There are quite a few. A drop in the bucket compared to Plasma and LCD, but they’re in the wild. Sony has the XEL-1, their first OLED-based TV. There is also an increasing number of OLED and AMOLED portable devices (mostly PMPs and DAPs) popping up as well – mostly out of Japan as you might expect. Perhaps the biggest-name PMP to sport a sizeable and well-publicized AMOLED screen is the new iRiver Spinn (technically not released 'til Friday, but close enough.)

From what I understand, advances in OLED and its variants (both in finding better crystals to grow them out of and better substrates and sealing systems) have allowed OLEDs that now last long enough to be practical in consumer devices. I don’t know if they’ve solved the fading problems, but I guess these recent spate of consumer OLED-based devices will tell us something eventually.

Your BS suspicions are likely correct, but there are a few possible reasons why black screens could consume less power on tiny devices.

One, manufacturers who were eager to save power could use a scheme where they set the brightest pixels to be completely transparent in the LCD, and reduce the backlighting, so that the brightest pixels were whatever brightness they were supposed to be. That is, do the first pass of throttling on the backlight power. This seems to me a klunky scheme that would be hard to make work right, especially if they used fluorescent lamps as the backlighting source. But on smaller devices they may be using LEDs for the backlight (somebody else may know more on this point).

Two, the smaller the device, the liklier it is that the display is actually an LED display (as others have discussed). A few years ago when I was interested and went looking for them, I only found LED screens on the backs of some digicams. Maybe they’re more common now?

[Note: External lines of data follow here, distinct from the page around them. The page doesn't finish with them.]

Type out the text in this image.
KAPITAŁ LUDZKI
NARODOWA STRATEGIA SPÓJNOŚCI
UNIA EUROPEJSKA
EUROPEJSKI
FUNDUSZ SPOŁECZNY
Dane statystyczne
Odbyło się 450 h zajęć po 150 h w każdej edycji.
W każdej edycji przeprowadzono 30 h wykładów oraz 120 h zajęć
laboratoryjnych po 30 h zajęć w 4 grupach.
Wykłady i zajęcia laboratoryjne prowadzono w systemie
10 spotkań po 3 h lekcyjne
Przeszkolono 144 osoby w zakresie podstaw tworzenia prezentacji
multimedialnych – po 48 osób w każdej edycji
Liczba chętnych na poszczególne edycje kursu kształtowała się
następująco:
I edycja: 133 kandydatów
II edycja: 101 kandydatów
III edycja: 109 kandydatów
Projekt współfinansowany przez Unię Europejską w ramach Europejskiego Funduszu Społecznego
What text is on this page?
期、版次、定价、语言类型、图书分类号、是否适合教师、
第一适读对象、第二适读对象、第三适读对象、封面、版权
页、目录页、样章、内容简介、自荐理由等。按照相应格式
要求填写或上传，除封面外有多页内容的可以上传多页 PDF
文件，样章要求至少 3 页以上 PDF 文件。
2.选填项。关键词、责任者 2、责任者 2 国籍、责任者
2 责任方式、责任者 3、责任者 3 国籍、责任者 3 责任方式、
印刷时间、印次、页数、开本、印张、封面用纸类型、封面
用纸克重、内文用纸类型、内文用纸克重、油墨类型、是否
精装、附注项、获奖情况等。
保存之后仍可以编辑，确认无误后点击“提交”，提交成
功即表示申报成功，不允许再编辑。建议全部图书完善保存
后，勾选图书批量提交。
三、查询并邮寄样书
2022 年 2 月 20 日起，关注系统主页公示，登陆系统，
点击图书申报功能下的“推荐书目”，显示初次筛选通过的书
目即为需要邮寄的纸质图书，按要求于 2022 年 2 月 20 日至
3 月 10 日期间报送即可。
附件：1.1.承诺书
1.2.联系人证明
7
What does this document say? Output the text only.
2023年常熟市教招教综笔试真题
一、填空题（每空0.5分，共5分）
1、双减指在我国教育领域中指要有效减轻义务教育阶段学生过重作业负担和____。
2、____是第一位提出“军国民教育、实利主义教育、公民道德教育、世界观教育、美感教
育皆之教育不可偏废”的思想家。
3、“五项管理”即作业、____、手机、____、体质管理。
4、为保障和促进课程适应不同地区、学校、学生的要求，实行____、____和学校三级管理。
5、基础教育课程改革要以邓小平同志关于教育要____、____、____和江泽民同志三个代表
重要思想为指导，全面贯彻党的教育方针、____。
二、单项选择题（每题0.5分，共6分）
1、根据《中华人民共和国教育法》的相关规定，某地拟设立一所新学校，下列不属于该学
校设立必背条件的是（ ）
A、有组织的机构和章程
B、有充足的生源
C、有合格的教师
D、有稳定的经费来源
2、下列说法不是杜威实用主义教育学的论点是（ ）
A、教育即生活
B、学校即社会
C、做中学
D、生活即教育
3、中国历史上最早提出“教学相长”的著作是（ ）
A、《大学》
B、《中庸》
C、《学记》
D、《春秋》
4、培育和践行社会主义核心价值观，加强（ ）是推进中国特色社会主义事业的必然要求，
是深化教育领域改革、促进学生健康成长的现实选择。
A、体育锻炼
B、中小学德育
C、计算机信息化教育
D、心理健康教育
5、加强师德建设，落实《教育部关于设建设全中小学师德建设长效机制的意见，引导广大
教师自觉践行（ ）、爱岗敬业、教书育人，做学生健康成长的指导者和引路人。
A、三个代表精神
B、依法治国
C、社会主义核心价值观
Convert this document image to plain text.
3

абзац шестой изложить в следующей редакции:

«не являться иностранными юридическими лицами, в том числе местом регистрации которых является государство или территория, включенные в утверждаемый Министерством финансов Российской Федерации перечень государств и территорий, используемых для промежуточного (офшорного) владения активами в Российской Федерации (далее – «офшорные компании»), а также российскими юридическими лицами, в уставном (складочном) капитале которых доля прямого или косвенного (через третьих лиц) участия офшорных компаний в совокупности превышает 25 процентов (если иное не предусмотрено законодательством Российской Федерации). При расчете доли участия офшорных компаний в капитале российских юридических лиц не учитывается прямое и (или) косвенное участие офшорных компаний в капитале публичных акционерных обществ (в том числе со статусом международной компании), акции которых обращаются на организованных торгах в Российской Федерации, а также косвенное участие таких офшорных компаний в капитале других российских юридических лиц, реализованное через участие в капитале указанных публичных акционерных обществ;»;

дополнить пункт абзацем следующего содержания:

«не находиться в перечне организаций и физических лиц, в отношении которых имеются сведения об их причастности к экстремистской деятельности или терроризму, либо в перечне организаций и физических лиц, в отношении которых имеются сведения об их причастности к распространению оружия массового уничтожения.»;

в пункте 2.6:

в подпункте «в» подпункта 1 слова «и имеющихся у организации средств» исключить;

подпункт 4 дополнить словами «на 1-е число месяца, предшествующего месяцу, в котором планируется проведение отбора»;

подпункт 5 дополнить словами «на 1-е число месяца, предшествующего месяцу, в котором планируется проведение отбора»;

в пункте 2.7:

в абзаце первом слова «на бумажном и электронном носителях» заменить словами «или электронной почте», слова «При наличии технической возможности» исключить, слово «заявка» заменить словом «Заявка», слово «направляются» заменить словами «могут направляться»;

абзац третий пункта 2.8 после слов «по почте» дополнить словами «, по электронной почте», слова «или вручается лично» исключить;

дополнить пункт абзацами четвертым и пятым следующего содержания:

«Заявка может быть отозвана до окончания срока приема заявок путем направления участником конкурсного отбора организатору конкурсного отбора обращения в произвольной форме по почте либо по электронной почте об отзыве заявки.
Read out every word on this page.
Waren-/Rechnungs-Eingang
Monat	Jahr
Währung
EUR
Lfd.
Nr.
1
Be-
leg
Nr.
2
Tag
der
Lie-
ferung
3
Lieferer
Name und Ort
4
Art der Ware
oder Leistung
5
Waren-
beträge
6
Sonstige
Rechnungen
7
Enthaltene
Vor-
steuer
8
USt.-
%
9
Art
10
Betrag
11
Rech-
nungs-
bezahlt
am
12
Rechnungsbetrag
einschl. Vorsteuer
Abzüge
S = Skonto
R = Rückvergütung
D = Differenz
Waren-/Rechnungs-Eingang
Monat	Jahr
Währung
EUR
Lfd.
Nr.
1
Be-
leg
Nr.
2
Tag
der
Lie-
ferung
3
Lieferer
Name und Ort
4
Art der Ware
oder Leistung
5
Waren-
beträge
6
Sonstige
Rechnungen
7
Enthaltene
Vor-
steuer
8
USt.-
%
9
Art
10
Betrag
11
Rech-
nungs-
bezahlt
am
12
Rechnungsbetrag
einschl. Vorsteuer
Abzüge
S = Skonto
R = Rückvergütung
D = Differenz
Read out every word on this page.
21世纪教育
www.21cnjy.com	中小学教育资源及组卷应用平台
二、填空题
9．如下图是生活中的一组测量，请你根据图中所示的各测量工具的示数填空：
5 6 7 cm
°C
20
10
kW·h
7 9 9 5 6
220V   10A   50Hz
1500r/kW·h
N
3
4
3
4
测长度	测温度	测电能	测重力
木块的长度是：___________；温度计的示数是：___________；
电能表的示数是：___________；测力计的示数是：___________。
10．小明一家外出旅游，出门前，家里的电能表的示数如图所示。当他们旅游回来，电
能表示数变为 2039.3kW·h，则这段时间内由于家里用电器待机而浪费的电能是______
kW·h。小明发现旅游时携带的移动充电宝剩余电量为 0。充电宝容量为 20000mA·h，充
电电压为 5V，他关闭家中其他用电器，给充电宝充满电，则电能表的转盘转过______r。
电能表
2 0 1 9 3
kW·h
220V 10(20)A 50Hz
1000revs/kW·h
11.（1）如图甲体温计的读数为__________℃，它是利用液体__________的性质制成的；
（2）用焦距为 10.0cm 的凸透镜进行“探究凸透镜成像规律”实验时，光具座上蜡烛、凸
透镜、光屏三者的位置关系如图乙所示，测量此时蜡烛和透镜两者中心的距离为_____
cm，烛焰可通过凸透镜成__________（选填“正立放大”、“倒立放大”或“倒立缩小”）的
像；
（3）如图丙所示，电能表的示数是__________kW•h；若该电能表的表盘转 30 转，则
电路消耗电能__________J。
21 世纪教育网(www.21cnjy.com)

Three, though I doubt it, some designers may turn LCDs on and off rapidly rather than turning them part way on constantly. Perhaps LCDs that work poorly turned part way on are cheaper, for instance. While any of the states of an LCD consume little power, rapidly switching them ought to consume more. If it’s black, it would probably be switching between two identical off settings in this case. Rapidly switching displays, called “strobed”, are very common in some situations, especially LED numerical readouts like old calculators and clocks have. They do this so they can address the different segments of the numbers in a special way that saves wires. If you have ten digits, and they have seven segments each, this method requires 17 wires rather than 70 wires. We can’t see the strobing because it is too fast, but if you stare straight ahead and wave the calculator in front of your eyes you can detect it. I doubt this is done on LCDs because the pixel addressing is so different, but am not sure.